Understandably, the bird was less than pleased when I approached. Being approximately 24 times bigger than something else is apparently an intimidation factor. I also get the feeling that the bird may have known the chicken, and feared a similar fate. Luckily for the bird, I generally buy my chicken at the store, and prefer my birds a bit larger before eating them.
The poor bird flapped its wings in a panic, trying to escape through the (still solid) window. I spoke soothing words to it, something along the lines of “Don’t panic. I’m here to help, not to eat you. You’ll be fine in a few moments.” For some reason, this didn’t seem to ease the bird’s concerns.

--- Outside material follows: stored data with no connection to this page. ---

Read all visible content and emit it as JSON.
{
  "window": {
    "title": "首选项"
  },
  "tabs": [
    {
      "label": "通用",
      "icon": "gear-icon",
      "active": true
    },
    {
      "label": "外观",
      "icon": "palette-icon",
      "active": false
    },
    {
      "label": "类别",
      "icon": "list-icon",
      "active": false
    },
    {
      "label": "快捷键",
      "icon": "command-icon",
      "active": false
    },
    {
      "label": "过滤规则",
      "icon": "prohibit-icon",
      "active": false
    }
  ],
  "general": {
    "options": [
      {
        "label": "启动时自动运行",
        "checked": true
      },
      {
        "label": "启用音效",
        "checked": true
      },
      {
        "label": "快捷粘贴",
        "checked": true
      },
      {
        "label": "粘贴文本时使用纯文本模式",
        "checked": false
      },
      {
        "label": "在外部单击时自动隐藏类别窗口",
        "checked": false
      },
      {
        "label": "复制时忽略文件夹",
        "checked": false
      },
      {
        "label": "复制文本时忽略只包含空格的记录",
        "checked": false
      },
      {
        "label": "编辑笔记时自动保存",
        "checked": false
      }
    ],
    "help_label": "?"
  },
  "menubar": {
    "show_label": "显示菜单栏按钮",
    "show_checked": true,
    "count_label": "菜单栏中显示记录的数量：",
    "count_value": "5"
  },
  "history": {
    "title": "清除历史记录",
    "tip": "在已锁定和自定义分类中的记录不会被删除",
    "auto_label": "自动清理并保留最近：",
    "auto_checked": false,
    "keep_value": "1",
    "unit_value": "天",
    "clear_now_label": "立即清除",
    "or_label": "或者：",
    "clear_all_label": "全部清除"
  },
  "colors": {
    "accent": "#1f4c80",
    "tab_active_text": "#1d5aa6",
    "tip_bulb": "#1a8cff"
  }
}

However, especially for a young bird, constantly flapping its wings quickly wore it out. Soon, I was able to pick it up (ever so gently) without protest–the poor bird was so tired that it could hardly stay awake. Or perhaps it hyperventilated and passed out…I’m not really an expert in these matters.
There I was, an unconscious bird in hand, as I walked outside. Almost immediately, I also noticed two birds (adult house sparrows) in a nearby bush, and thought about an old saying, but decided against speaking it aloud. The birds probably wouldn’t have gotten it anyhow.
Since I was now holding the bird in my hand, it occurred to me that this, too, might sound unbelievable to someone listening to the story. I decided to pull the camera out of my pocket and collect more photo evidence.
After a few moments of rest, the little bird started chirping again. The (presumed) mama bird immediately flew over, landing on the ground near my feet. I didn’t have a chance to catch this picture…the second I moved, she flew away. Still, I could tell she was less than pleased.
Since cats roam our neighborhood freely, I didn’t really feel like rescuing a bird only to have it immediately eaten by a cat. I allowed it to continue to rest for a few moments, then it finally decided to fly away. I saw it rejoin its mama bird, so I assume that all is now right with the world.
Use small acts of kindness as inspiration into your own stories. You never know when inspiration will chirp at your door.